Decarbonization is rising to the top of the business agenda, and construction players can have a significant impact—but only if they view environmental, social, and governance (ESG) strategy as a priority and collaborate with other ecosystem stakeholders. The potential, and the stakes, are high: Construction is responsible, directly or indirectly, for almost 40 percent of global CO₂ emissions from fuel combustion and 25 percent of greenhouse gas emissions overall, including operational and embodied carbon.

Across the construction ecosystem, transformative changes are already underway. Investors and asset managers are considering climate change targets, contractors are setting ambitious carbon-reduction targets, and new partnership and collaboration models are taking shape. To address these changes and accelerate decarbonization across the value chain, McKinsey convened 150 industry leaders to share ideas and best practices at a global webinar on November 2, 2021.

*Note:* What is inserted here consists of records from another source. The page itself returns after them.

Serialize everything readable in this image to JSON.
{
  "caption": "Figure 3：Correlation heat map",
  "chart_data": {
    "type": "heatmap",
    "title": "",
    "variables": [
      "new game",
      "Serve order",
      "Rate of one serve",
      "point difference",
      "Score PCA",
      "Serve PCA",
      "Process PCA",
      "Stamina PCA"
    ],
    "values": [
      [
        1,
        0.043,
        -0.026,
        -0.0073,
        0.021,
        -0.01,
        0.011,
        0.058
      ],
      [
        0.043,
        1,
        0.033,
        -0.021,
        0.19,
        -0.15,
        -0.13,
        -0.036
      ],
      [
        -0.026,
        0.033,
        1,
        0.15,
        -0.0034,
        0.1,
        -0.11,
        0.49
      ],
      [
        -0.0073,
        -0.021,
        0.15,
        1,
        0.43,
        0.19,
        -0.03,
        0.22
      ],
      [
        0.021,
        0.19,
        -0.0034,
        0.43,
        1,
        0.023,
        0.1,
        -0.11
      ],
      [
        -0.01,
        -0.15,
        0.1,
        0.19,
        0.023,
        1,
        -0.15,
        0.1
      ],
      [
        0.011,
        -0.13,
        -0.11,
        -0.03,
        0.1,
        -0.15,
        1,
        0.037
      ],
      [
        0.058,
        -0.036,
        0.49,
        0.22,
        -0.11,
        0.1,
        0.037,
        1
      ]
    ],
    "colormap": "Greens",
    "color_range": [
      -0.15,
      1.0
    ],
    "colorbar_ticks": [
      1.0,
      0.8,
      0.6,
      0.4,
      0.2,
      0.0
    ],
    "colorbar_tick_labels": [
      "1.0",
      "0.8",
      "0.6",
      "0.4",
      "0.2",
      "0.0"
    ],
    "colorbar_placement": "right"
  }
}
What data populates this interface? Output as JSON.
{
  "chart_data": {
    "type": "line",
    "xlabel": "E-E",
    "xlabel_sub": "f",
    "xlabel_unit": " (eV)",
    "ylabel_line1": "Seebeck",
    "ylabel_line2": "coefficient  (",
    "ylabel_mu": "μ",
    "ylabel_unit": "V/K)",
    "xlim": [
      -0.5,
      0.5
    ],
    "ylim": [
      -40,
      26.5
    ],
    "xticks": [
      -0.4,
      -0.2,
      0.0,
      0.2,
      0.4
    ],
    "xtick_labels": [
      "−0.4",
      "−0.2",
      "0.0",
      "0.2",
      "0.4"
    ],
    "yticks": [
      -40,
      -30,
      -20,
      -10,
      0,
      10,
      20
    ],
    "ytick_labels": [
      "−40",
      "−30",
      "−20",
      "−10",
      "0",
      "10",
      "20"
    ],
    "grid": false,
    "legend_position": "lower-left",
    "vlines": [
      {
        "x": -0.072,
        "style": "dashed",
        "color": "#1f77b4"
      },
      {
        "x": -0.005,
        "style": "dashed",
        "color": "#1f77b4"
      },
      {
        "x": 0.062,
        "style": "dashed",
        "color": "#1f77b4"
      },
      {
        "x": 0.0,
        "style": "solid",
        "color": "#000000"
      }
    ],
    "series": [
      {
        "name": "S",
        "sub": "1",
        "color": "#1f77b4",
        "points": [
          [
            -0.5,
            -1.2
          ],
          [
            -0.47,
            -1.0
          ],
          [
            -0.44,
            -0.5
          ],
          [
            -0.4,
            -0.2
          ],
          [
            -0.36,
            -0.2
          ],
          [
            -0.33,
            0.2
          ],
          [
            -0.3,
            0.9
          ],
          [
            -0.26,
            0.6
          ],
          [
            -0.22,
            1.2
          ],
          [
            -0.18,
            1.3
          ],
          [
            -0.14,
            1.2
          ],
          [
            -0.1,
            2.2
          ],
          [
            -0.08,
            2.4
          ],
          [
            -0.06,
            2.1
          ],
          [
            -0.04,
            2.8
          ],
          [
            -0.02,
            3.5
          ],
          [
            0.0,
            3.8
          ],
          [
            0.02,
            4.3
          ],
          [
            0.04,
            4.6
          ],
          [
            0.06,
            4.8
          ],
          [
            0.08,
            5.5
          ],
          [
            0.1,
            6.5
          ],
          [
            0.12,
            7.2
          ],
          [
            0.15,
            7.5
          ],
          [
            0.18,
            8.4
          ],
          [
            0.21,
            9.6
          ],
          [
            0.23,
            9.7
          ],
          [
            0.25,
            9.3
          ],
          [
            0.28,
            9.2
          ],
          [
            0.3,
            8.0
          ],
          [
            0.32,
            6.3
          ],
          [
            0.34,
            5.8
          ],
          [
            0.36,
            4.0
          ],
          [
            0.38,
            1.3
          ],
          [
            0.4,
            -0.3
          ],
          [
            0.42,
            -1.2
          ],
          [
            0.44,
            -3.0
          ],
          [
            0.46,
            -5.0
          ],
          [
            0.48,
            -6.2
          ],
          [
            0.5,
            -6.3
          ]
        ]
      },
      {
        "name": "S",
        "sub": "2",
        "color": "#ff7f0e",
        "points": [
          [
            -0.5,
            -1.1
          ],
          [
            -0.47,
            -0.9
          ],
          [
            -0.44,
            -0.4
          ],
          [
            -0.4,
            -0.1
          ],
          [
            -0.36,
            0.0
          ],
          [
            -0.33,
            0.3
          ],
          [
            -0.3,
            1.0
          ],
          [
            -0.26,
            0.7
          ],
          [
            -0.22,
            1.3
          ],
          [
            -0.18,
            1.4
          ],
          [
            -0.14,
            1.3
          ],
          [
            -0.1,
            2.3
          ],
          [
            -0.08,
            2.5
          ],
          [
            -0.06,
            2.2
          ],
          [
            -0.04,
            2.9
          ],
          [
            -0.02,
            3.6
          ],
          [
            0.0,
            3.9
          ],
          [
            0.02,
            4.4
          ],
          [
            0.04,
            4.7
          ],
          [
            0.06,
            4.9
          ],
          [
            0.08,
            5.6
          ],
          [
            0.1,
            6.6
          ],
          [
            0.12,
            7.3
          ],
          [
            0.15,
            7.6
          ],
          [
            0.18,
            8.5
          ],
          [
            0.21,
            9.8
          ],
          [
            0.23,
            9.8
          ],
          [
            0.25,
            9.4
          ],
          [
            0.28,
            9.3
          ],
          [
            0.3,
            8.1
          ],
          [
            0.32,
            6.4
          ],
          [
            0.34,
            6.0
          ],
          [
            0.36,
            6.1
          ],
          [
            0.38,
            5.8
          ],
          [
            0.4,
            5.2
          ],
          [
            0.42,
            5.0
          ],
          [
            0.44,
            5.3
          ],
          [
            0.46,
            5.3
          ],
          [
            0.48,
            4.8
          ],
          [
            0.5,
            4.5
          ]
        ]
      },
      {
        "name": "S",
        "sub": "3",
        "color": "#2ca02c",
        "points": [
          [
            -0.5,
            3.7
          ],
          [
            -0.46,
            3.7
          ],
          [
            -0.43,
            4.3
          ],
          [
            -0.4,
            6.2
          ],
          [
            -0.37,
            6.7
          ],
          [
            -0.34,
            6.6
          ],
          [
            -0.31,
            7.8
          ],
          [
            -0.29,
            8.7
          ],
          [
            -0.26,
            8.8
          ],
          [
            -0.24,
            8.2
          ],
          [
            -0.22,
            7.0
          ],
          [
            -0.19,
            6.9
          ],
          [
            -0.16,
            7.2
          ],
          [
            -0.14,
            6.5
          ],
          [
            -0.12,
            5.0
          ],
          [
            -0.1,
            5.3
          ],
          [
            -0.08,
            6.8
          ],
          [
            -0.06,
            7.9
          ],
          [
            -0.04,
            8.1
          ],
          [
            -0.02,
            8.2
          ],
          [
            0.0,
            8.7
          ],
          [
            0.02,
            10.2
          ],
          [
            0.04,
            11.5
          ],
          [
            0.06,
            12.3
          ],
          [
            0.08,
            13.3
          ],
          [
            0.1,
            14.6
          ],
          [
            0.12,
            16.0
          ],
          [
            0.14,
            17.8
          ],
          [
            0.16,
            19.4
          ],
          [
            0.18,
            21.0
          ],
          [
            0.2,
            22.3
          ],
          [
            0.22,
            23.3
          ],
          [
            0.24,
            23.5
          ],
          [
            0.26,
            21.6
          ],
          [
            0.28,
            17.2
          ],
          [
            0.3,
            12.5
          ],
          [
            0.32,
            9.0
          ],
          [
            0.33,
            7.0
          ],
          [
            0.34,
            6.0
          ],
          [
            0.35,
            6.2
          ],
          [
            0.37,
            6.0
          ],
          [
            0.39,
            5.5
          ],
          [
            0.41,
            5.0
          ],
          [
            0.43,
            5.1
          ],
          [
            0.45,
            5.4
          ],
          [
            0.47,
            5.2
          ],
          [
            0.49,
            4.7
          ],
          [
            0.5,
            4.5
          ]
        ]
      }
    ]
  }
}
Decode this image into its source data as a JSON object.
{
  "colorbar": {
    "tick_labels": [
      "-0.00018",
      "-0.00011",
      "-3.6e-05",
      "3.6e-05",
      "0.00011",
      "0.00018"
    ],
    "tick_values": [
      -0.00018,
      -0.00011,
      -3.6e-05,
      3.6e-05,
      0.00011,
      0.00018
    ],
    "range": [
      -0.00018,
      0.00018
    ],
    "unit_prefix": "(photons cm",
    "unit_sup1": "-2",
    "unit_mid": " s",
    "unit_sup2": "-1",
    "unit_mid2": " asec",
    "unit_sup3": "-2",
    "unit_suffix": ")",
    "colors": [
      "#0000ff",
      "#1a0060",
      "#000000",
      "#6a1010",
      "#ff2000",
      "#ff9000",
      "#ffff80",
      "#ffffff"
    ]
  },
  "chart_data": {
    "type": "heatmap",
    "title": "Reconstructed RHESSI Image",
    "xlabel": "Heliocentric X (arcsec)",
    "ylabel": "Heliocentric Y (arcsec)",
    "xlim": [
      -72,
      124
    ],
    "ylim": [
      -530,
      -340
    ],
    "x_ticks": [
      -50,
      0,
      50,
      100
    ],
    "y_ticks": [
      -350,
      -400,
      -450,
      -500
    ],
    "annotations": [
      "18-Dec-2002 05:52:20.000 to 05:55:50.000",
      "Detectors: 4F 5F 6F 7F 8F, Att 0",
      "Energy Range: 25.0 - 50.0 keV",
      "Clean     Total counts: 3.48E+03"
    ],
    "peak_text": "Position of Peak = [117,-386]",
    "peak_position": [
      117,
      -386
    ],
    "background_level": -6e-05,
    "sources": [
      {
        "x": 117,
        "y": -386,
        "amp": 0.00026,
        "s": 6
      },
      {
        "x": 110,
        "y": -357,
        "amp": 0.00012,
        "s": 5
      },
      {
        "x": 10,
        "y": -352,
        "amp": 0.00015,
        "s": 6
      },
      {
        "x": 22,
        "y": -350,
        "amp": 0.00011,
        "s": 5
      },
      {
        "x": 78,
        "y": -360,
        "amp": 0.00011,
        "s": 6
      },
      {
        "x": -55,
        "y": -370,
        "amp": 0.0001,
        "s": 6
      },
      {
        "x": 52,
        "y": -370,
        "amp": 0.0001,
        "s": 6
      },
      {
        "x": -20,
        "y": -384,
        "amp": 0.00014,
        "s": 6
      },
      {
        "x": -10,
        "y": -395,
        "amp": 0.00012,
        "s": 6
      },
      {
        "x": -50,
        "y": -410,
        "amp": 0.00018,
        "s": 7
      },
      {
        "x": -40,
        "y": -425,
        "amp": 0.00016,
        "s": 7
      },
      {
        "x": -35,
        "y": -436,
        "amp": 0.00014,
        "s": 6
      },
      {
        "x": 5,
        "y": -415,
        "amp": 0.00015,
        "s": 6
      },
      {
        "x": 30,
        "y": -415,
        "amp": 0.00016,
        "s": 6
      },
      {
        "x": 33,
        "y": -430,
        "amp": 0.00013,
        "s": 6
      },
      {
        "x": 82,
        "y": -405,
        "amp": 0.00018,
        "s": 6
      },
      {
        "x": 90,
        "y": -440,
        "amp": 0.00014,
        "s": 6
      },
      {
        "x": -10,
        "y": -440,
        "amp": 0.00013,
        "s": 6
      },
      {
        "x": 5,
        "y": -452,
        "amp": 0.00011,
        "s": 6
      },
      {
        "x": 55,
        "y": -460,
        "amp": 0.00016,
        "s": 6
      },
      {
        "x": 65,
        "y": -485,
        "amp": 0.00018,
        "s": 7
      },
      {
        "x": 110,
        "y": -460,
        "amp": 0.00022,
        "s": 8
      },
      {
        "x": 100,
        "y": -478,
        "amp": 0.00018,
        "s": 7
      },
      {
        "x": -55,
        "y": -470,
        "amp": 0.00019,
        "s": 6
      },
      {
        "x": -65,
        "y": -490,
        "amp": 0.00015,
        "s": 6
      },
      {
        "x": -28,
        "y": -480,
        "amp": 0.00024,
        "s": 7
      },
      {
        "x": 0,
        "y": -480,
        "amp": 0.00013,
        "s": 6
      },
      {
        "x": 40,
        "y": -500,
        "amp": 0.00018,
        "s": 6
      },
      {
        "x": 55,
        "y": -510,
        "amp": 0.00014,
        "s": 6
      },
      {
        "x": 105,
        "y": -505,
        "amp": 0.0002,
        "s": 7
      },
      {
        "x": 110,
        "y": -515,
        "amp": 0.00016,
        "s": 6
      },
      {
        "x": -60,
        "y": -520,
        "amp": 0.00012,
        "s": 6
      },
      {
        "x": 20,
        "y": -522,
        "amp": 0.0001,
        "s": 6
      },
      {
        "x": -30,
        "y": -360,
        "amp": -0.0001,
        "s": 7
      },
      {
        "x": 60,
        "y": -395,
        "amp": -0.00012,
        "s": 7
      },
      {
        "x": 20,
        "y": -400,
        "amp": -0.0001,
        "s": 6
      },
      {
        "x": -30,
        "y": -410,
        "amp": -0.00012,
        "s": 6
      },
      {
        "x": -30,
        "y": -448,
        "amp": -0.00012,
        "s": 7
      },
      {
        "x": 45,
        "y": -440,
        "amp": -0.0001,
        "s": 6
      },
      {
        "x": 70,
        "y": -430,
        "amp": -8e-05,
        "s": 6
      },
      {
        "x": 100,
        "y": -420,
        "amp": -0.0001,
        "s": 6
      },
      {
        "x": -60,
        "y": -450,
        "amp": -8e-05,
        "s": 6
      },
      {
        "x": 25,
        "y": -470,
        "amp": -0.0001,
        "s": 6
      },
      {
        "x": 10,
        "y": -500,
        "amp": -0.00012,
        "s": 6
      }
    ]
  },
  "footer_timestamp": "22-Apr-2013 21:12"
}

Several key themes emerged:

  1. Players across the ecosystem are committed to sustainability. In a recent poll, more than 85 percent of participants said their organizations were committed to creating value through sustainability and anchoring the company culture and business model in sustainability principles. Over 75 percent said the motivation was driven by value-creation opportunities, customer demand, and general stakeholder awareness.
  2. An optimized design process is critical to reduce embodied and operational carbon. The design phase is where the most potential to realize a sustainable asset lies. Lowering demand for primary resources through design and process optimization—such as improved building footprints and design for manufacturing offsite—can lead to significant carbon reduction in the short term. Additionally, factoring in operational carbon and resilience up front will have significant long-term impact.
  3. Existing technologies can decarbonize core materials now. Significant investment is going into promising decarbonization technologies—for example, using hydrogen to produce steel, low-carbon additives for cement, and carbon capture in manufacturing. Using these products and technologies on new projects will facilitate adoption and help grow the market, achieving the necessary scale.
  4. Several key factors will accelerate ecosystem-wide decarbonization. Regulation, customer demand, and access to capital for technological innovation are key to meeting decarbonization targets in the industry. As demonstrated in certain geographies, regulation can have a significant effect on the scale and speed of decarbonization. Demand for low-emissions solutions and products is increasing—our survey revealed that 63 percent of respondents are recognizing customer willingness to pay a premium for low-carbon products as long as the overall business case is positive. Meaningful investments in disrupting technologies are likely to increase, with a huge value pool to capture.
  5. The solution is two-fold: Players need a long-term strategy and short-term action and collaboration. To gain traction and build on the current momentum, stakeholders need to plan for long-term ESG shifts while capturing low-hanging decarbonization opportunities now. No single player can capture the large opportunities alone, so improving communication and collaboration across the value chain is essential. Stakeholders can manage uncertainty by adjusting their risk-sharing approach and better understanding end-user perspectives and requirements.